Ahmad Sanjar then inspired amir Chavli to invade Mazandaran. During the same time he offered his nephew Ghiyath ad-Din Mas'ud the opportunity to annex Shahriyarkuh. Ghiyath, however, was twice defeated by near Tamisha. Arghash was shortly ordered to return to Mazandaran to avenge the embarrassing Seljuq defeats, and besieged the Bavandid fortress of Ruhin for eight months but was forced to withdraw. Mahmud II later died in 1131, and a civil war later ensured between various Seljuq princes. Ahmad Sanjar was then forced to summon Arghash to aid him in an expedition in western Iran. He then pardoned Ali and ordered him to join him in western Iran. Ali, however, sent his son Shah Ghazi Rustam IV instead, who distinguished himself during the expedition and was wounded at the Battle of Dinavar where Ahmad Sanjar was victorious.
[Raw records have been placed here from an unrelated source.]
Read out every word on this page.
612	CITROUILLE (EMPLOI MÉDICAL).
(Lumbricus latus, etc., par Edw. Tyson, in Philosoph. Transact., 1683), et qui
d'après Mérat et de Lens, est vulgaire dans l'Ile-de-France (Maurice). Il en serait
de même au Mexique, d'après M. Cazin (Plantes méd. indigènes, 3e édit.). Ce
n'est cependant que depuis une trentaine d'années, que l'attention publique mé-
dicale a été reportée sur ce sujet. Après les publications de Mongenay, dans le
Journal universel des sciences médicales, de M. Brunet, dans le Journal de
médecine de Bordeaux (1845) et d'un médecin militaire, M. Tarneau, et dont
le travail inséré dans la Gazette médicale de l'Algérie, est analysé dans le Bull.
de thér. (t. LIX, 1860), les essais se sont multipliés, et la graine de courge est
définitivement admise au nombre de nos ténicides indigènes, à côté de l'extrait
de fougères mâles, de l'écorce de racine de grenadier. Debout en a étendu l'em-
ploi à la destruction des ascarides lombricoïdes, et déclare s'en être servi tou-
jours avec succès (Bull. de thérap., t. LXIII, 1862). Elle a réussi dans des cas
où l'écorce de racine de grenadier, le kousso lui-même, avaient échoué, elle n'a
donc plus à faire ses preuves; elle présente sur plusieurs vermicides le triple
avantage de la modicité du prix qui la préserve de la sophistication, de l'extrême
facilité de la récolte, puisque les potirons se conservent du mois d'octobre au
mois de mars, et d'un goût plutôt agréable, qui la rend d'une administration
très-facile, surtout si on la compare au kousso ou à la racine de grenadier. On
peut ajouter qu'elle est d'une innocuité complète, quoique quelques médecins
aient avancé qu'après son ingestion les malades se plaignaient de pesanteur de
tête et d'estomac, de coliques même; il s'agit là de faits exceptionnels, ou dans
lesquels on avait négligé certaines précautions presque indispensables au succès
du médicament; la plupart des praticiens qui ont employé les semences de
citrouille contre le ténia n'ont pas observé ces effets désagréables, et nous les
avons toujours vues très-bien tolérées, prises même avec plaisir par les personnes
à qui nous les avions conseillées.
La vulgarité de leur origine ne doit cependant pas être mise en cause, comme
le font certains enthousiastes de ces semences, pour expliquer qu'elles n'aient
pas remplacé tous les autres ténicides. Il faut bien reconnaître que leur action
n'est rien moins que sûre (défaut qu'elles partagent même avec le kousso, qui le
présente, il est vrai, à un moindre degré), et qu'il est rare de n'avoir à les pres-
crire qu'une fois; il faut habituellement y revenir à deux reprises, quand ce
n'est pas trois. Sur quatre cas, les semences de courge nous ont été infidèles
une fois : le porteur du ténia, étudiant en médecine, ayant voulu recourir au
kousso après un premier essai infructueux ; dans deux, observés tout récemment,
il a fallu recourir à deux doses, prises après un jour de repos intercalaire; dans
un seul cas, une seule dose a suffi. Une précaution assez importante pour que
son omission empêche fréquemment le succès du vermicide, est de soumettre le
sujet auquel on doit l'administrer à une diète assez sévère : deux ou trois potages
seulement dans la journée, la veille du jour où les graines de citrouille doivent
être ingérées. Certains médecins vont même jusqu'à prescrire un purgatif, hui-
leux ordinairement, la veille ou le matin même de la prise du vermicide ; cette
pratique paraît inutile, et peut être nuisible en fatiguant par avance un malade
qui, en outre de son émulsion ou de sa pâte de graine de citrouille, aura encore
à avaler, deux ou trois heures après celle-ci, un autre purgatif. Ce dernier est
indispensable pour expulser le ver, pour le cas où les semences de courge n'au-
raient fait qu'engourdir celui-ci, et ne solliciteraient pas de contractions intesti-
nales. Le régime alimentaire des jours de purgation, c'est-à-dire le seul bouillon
Ahmad Sanjar then granted Shah Ghazi Rustam IV several honors and allowed him to return to his father in Mazandaran. However, Ahmad Sanjar's relations with Ali still remained tense. After the death of Ali's wife, Ahmad Sanjar, who was her brother, demanded the properties she had left in Mazandaran which was in reality given to Ali. Ahmad Sanjar then sent the ispahsalar Muhammad Kashi to take it. Ali, however, managed to persuade Ahmad Sanjar to share the properties with him.

During the later years, several deposed rulers and princes took refuge in Mazandaran. Some of these included the Seljuq prince Toghrul II, who later managed to conquer Jibal with the aid of Ali. Several other deposed rulers and princes took refuge in Mazandaran, including the Ghaznavid Shirzad ibn Mas'ud III, two sons of the Khwarazmian Qutb al-Din Muhammad, and a member of the Mazyadids.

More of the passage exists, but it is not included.